Tes ini terdiri dari 567 pernyataan benar atau salah yang harus dijawab oleh peserta. Versi terbarunya, MMPI-3, bahkan baru saja dirilis pada 2020, menunjukkan bahwa metode ini terus dikembangkan sesuai kebutuhan zaman.
Dengan menggunakan standar internasional dan validitas yang tinggi, MMPI tak hanya mampu mengukur kepribadian secara umum, tetapi juga menilai potensi risiko psikopatologi.
Lebih jauh, dr. Lahargo menyebut bahwa tes psikologis semestinya tak bersifat satu kali, melainkan dilakukan secara berkala. “Idealnya, dilakukan setiap tahun sebagai bagian dari pemantauan kesehatan mental tenaga medis,” ujarnya.
Hal senada juga disampaikan oleh Perhimpunan Dokter Spesialis Kedokteran Jiwa Indonesia (PDSKJI). Menurut mereka, profesionalisme tenaga medis tidak hanya bertumpu pada kecakapan klinis, melainkan juga pada kesiapan mental menghadapi tekanan etik, emosional, dan situasi genting yang kerap dihadapi dalam praktik kedokteran.
PDSKJI menekankan pentingnya pemeriksaan kejiwaan berkala sebagai bagian dari sistem pendukung profesional yang sehat dan berkelanjutan. Pemeriksaan ini akan membantu melakukan deteksi dini terhadap potensi gangguan mental, sekaligus sebagai bentuk perlindungan terhadap pasien dari risiko penyalahgunaan profesi.

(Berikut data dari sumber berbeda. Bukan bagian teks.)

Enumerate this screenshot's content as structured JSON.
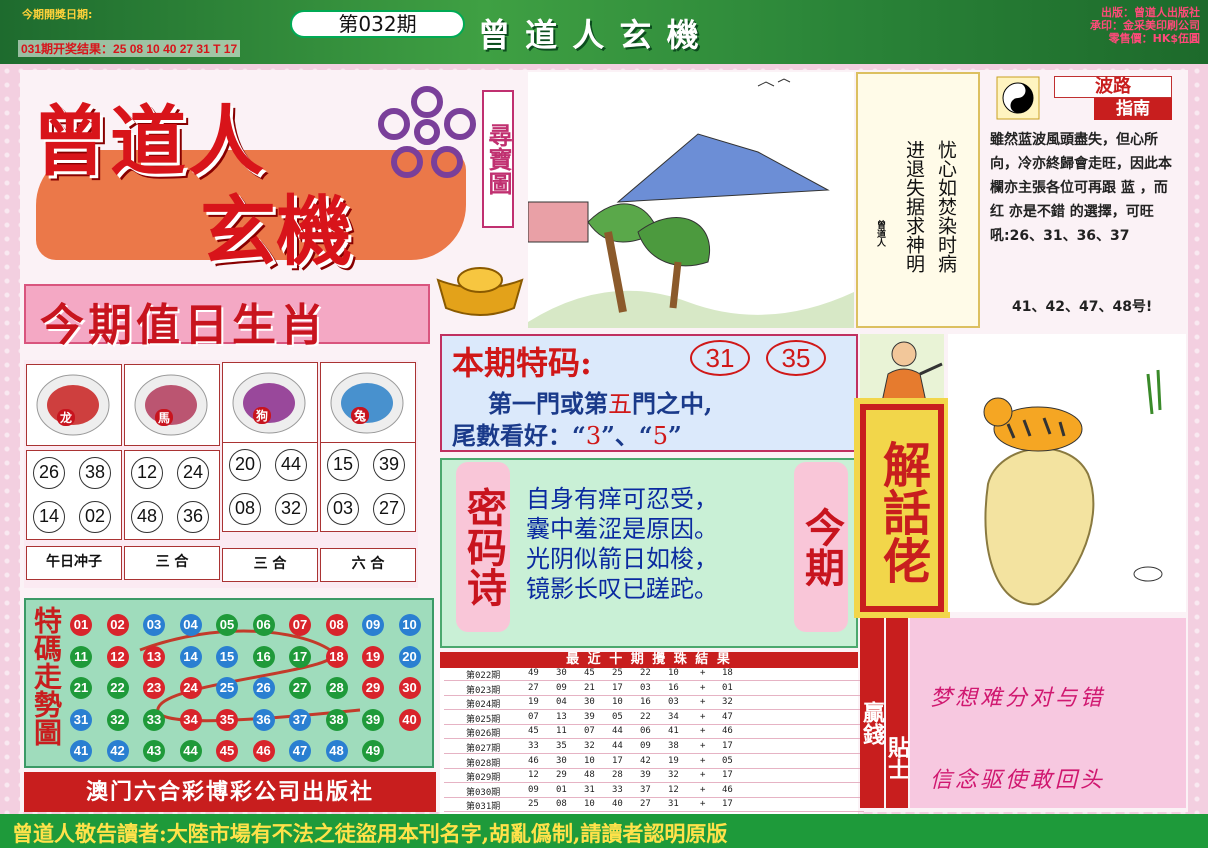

Dengan berbagai kasus pelanggaran etik oleh tenaga medis yang mencuat akhir-akhir ini, wacana penerapan tes psikologis seperti MMPI bukanlah respons reaktif, melainkan langkah sistematis yang mencerminkan reformasi menyeluruh di sektor kesehatan.
Ini adalah upaya strategis dalam menjaga martabat profesi dokter dan memperkuat kepercayaan publik terhadap layanan kesehatan di Indonesia. (jawapos)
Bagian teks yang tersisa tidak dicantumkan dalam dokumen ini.